We can guarantee that:

- `model_new.size` will be a `N+vec.len`-dim tuple if `model_old` is a `N`-dim tuple

Below is a real use case for `auto_split`.

```
def block_primitive(IPoint x, ISpace y, MSpace z, int dim1, int dim2) {
    return x[dim1] * z.size[dim2] / y.size[dim1];
}

def cyclic_primitive(IPoint x, ISpace y, MSpace z, int dim1, int dim2) {
    return x[dim1] % z.size[dim2];
}

m_2d = Machine(GPU); # nodes * processors
def auto3d(Task task) {
    m_4d = m_2d.auto_split(0, task.ispace); # split the original 0 dim into 0,1,2 dim
    # subspace: task.ispace / m_4d[:-1]
    m_6d = m_4d.auto_split(3, task.ispace / m_4d[:-1]); # split the processor (previosly 1, now 3) dim into 3,4,5 dim w.r.t subspace
    upper = tuple(block_primitive(task.ipoint, task.ispace, m_6d, i, i) for i in (0,1,2));
    lower = tuple(cyclic_primitive(task.ipoint, task.ispace, m_6d, i, i + 3) for i in (0,1,2));
    return m_6d[*upper, *lower];
}
IndexTaskMap task_5 auto3d; # task_5 launch space: (rpoc, rpoc, c)
```

The first transformation is done via `m_2d.auto_split(0, task.ispace)` where `0` stands for the node dimension of the original machine model, and`task.ispace` is a tuple of integers representing the launch domain. The launch domain is 3D, so the original dimension 0 will be split into 3 dimensions, so the resulting machine model is `m_4d`, and its last dimension (dimension 3) corresponds to `m_2d`'s last dimension (dimension 1, representing processors per node).

Imagine that the launching domains will be mapped onto the nodes, and each node will get a subset of the index points. The tuple which represents each nodes' workload can be computed as another tuple: `task.ispace / m_4d[:-1]` . Here we use `m_4d[:-1]` to get the first dimensions of a machine model as a tuple of integers, and we directly support `/` operator for two tuple of integers.

To express the mapping more easily, we need `m_4d.auto_split(3, task.ispace / m_4d[:-1])` to obtain a 6D machine model. Here we split the last dimension (`3`) of `m_4d`, with respect to the workload tuple.

It's not hard to intuitively understand the resulting 6D machine model -- the first 3 dimensions correspond to node dimension, and the last 3 dimensions correspond to the processor dimension. For each point in the launching domain, we choose nodes in a blockwise way while we choose processors in a cyclic way. The way to specify this is to compute the `upper` 3D tuple and `lower` 3D tuple respectively with`tuple` construction, user-defined functions (`block_primitive` and `cyclic_primitive`).

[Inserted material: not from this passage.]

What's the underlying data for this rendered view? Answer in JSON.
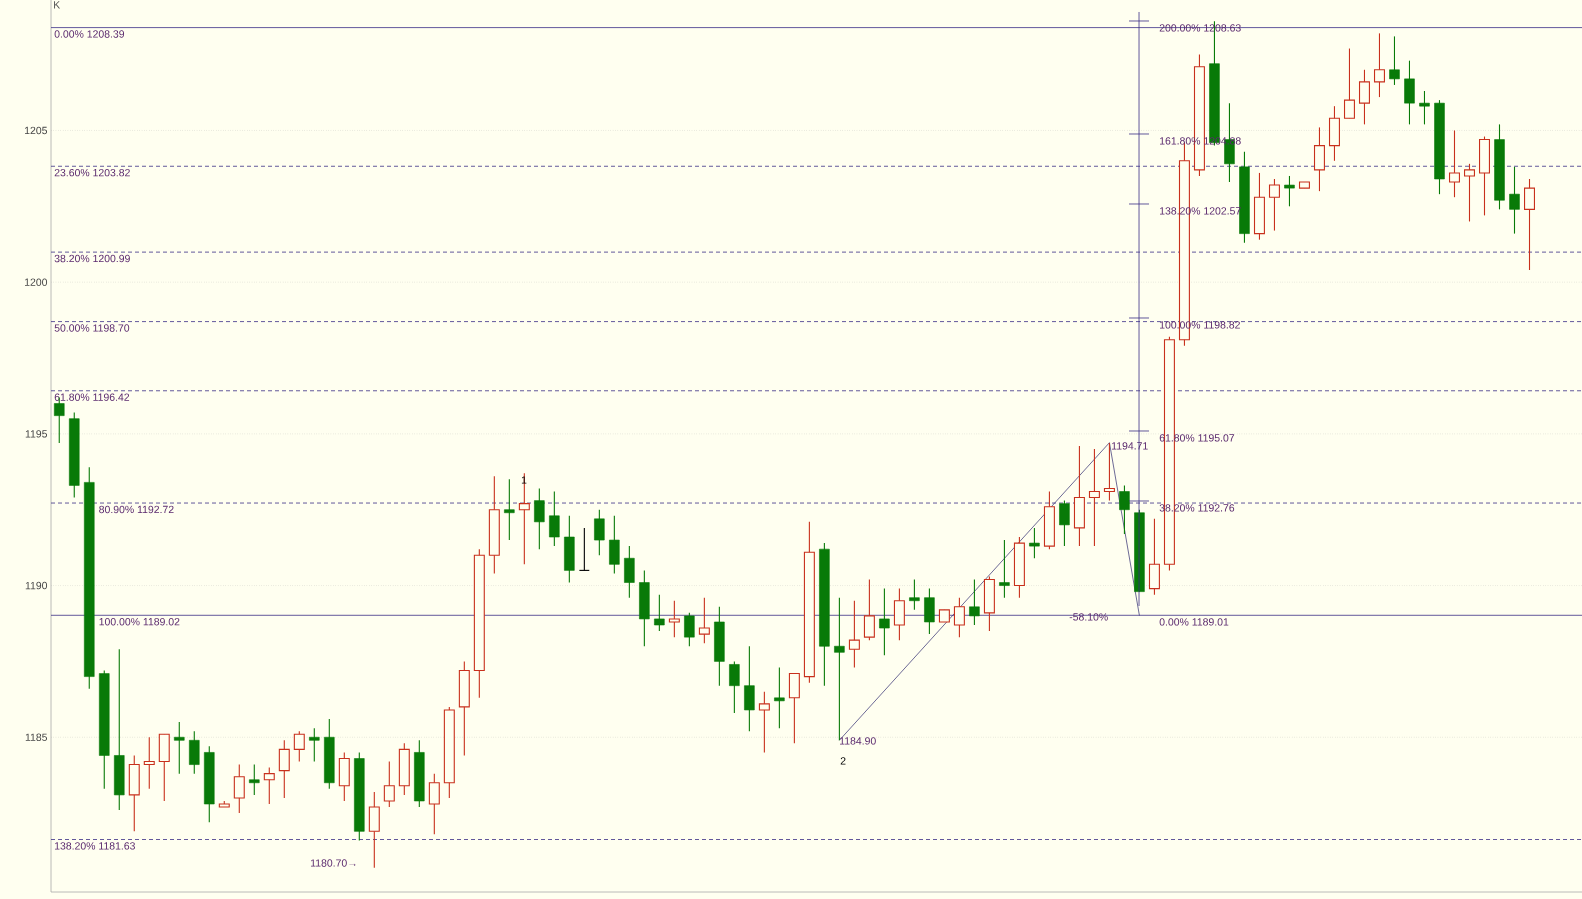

Finally, we can use `*` operator to turn a tuple of integers into integers (e.g., unwrapping `(1,2,1)` into `1,2,1`) for indexing the machine model to pick a specific processor via `m_6d[*upper, *lower]`.

### Single Task Launch Placement
```
m_2d = Machine(GPU); # nodes * processors
def same_point(Task task) {
    return m_2d[*task.parent.processor(m_2d)]; # same point as its parent
}
SingleTaskMap task_4 same_point;
```
For tasks that are not index launch, users can also specify where to place tasks.

The above example code specifies that `task_4` will be placed on the same processor as its parent task (originating processsor). `task.parent` is another `Task` object, and `task.parent.processor(m_2d).processor(m_2d)` will return a tuple representing the position with respect to the machine model `m_2d`, e.g., (1, 1) means that `task_4`'s parent is placed on the second node's second GPU. `*` is used here to turn `(1, 1)` into `1, 1` with which we can use to index the `m_2d` again so that we place `task_4` on exactly the same processor as its parent.

```
def same_node(Task task) {
    return m_2d[task.parent.processor(m_2d)[0], *]; # same node as its parent
}
```
Users can also specify `*` to specify a set of points in the machine model, to define a round-robin strategy. The above `same_node` function specifies that the task will be placed on the same node as its parent (`task.parent.processor(m_2d)[0]`), and any processor on that node (`*`) is acceptable. The runtime will make the choice dynamically.